Combination of Computer Vision Detection and Segmentation for Autonomous Driving
Yu-Ho Tseng, Shau-Shiun Jan, Department of Aeronautics and Astronautics National Cheng Kung University, Taiwan
Location: Spyglass

The unmanned technology we increasingly rely on is becoming more and more feasible and has gradually been taken seriously. For example, many research institutes and companies are committed to the development of self-driving cars to reduce human error caused by exhaustion. Therefore, many researchers begin to develop computer vision. More appropriate predictions such as the shapes of asphalt roads, cars and people can provide more reliable information for computer vision of the self-driving car to know where to go and what to avoid. Current advanced deep learning networks for autonomous cars are based on the semantic segmentation technique that can detect different objects by describing the edge of each object. However, semantic segmentation has a fatal problem, namely the accuracy of the segmentation edge. Since the semantic segmentation conducts the classification pixel by pixel, the segmentation edge is often relatively rough and blurred. The inaccurate segmentation edge might cause serious misjudgments and might further result in causing accidents. In addition to semantic segmentation, object detection technique is also the focus of the current development of multiple objects recognition. By contrast, object detection is suitable for self-driving car to describe the shape of which we need to protect. Because object detection describes the shape of an object with a rectangular box, it could provide more safety margin for the protected target. However, object detection technique is not suitable for detecting curved items, since it could lead to excessive classification area error. Therefore, in order to develop a more reliable computer vision for autonomous car, the integration of object detection and semantic segmentation is required.

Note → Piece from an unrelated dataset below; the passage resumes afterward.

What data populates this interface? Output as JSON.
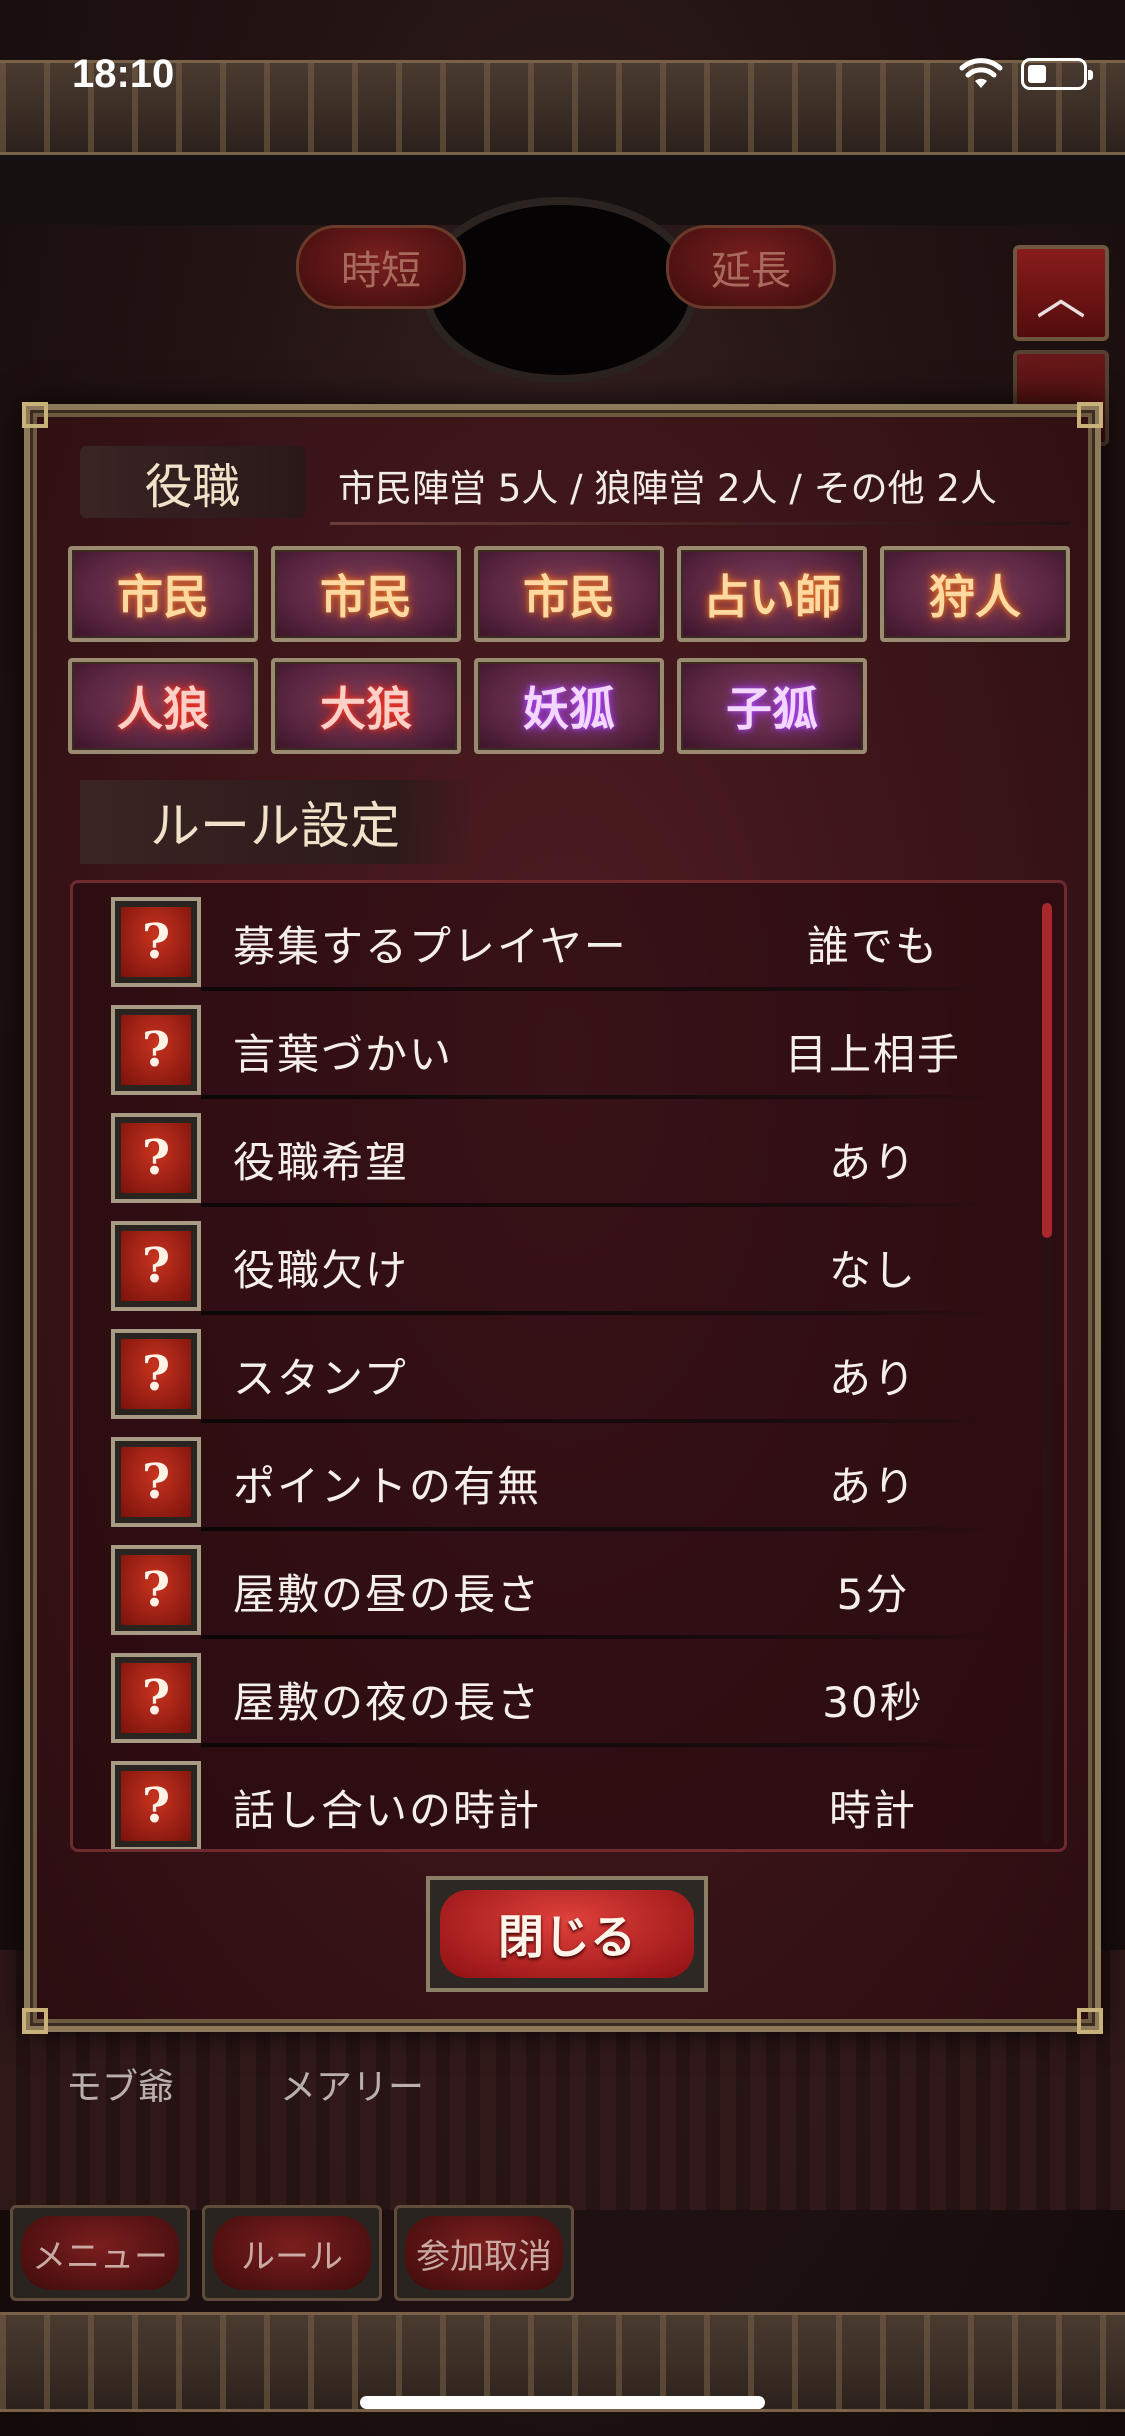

Consequently, this paper designs a unified network architecture that takes the advantages of both the semantic segmentation and object detection to detect people, cars and asphalt roads simultaneously. As stated above, semantic segmentation is good at describing irregular shapes by classifying images pixel by pixel, and therefore is used for asphalt road detection. On the other hand, cars and people are most needed to be protected from collisions. Since we should provide larger safety margin for them, the object detection is the best choice. However, even the appropriate tools have been chosen to address the issues, the design of a proper unified network combining two approaches is yet another concern. Despite the fact that both techniques are based on the same network architecture, the networks trained for semantic segmentation and object detection are not the same. Networks trained by different techniques vary greatly. Most semantic segmentation networks are trained to classify objects pixel by pixel, while modern object detection networks are trained to classify by small area. Therefore, in order to appropriately integrate semantic segmentation with object detection, three main tasks are needed to be done: (1) design a network to integrate both techniques, (2) define the loss function properly and (3) test our training model accuracy and time consumption. First, we select the current deep learning network for self-driving as reference. We transform the last layer into detection decoder, and segmentation decoder. We use the multiple feature layers to accelerate the training process and improve its accuracy as well. Additionally, we use relatively low resolution input that can effectively reduce computation load and increase detection speed. Second, the definition of loss function is the key factor of training quality and convergence rate. Therefore, we define an appropriate loss function for training our detection and segmentation decoder. Third, the performance of accuracy and time consumption we compare our proposed approach with only segmentation and only detection.
Finally, in this paper, we provide (1) the accuracy assessment of semantic segmentation and object detection, (2) the time consumption evaluation for all tasks in inference processes and (3) the comparison study between our approach with only segmentation and only detection.